Sometimes you end up with a game plan that looks flawless on paper. However, when it comes to implementation, this can end up as a completely different story.

Developers, marketing, commercial, and management say and see different things — each with their own perspectives on why things have fallen wayside and you’re delayed by six months.

The process of software development is a fine art that needs to be coordinated — but sometimes coordination alone is not enough.

Bottlenecks in the workflow occur when there is an over-supply of work in a particular area and the worker is unable to output the required load.

The most common solution to this is to add more workers. However, this can further increase the severity of the problem.

On the surface, it looks like an input-output equation but most of the time, bottlenecks occur because of a deeper issue. Adding more people won’t fix the underlying problem.

Here are three questions to ask that can help you uncover the root cause of bottlenecks in software development.

1. What Are Your Developers Doing?

You’ve got a team — but the team isn’t producing, or isn’t producing at the velocity you need.

The first question to ask is: “What are your developers doing? What are their tasks? Who has ownership over what?”

Sometimes, you’ll find that team members don’t have clearly defined goals, roles, or lists of upcoming tasks, that they’re not quite sure what the scope of their work is and where their personal responsibilities end.

Adding more developers won’t fix this issue and will only exacerbate the problem further.

How to fix this:

Clear domains of responsibility are required.

If boundaries are fuzzy, developers become a liable resource where output capacity can be reduced due to other domains pulling at their time.

Having clear domains of responsibility can also help you identify if a particular individual or group of developers are taking on more tasks than they’re capable of producing, at the velocity you need.

This will allow you to figure out who in your team is being under-utilized and who has all the systems’ knowledge and power.

Once this is identified, knowledge can then be redistributed and this will de-risk your software from being solely dependent on a single developer or group of developers.

2. What Is the Nature of Your System’s Architecture?

Contrary to popular belief, once it’s built, it’s not completed.

As much as a business wants to believe that, once they’ve put money down for software development, a whole and fully completed product is delivered.

What is actually delivered is a working product that ages and will need to be maintained in some form. Even new builds come with their own special brand of issues.

When you’re asking about the nature of your system’s architecture, you’re looking to see how the data is structured — is it in a form that is conducive to growth? Are there too many requirements to get it to work? How automated are the processes?

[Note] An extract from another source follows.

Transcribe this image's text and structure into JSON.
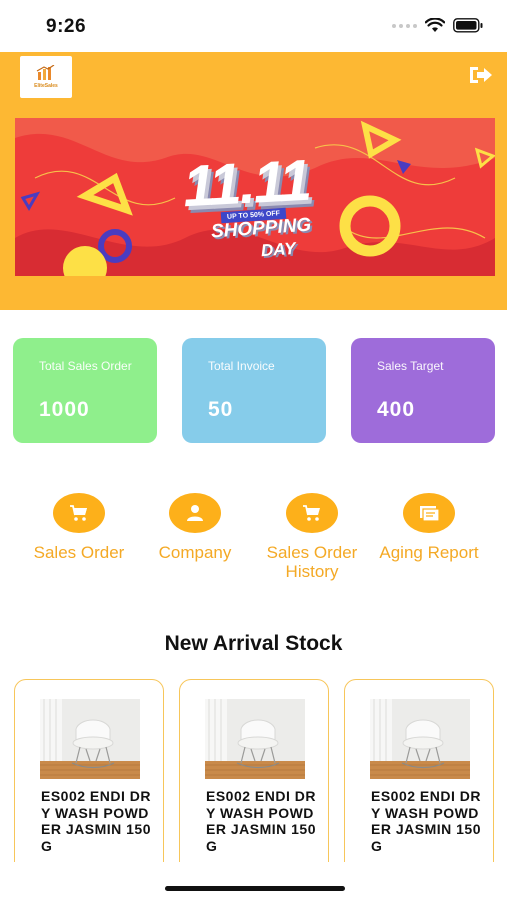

If your system’s architecture is too rigid or flaky, your software and its development processes become restricted and constricted by the architecture’s requirements.

Being too ‘open’ and ‘flexible’ can also pose a problem as it isn’t accurate support for the business in its data requirements and processes. Being too ‘flexible’ creates vague domains and definitions, which means that the system isn’t quite geared to produce anything in particular.

How to fix:

This is a technical issue that needs to be resolved from the ground up. This means going right back to the beginning, figuring out exactly what your business needs and wants, then restructure your system’s architecture in a way that supports this.

It may result in a database revamp and back-end rebuild to match. While it may feel like you’re scraping an entire system and that it’s very costly upfront, this initial system investment is required to unclog the current system and free it from being the bottleneck in your business and services delivery.

3. Who Is Making the Decisions?

Bottlenecks in software development often arise due to indecision and shifting requirements.

When there is no clear direction or decision, software cannot be delivered because there’s no metric or requirement to deliver against. In instances of agile, clarity is still required. Without this, there is no focus and tasks cannot be properly set up.

Making decisions is one of the first things that need to be done for developers to create effective code. This is because it gives them the capacity to efficiently translate requirements into ‘computer speak’.

If requirements are flaky, their code will also be flaky and prone to bugs due to no fault of their own.

How to fix:

Before anyone hires a software development team or tells developers to start coding — make a decision.

Clarify your vision, figure out how your software is going to be a strategy stepping stone towards this vision, and figure out what the essential and first requirement features are.

Your vision is your endgame and software is the digital asset that’s going to help you get there.

Having meetings about your software is also not enough. Decisions have to be made. They don’t have to be big decisions — just ones that you can stick to for a certain period of time until it’s delivered.

Nothing is more disheartening for developers than to find out that they have to abandon ship for the fifth time in a row because upper management is fickle and cannot stick to one thing long enough for it to be delivered.

Final Words

Software development is a process.

Bottlenecks often occur on a human level because there’s a lack of clarity. Architectural complexity is often the root cause on a software level. ‘Flexible’ software is complexity in disguise.

Most of the time, a bottleneck falls into one or multiple of these categories. Being able to identify and create clarity is akin to unclogging a blocked drain. When the flow of work cannot effectively move through the process, nothing substantial can truly be delivered.

These three questions represent three very common scenarios that exist, regardless of industry — and can be the starting point in identifying your software development bottlenecks.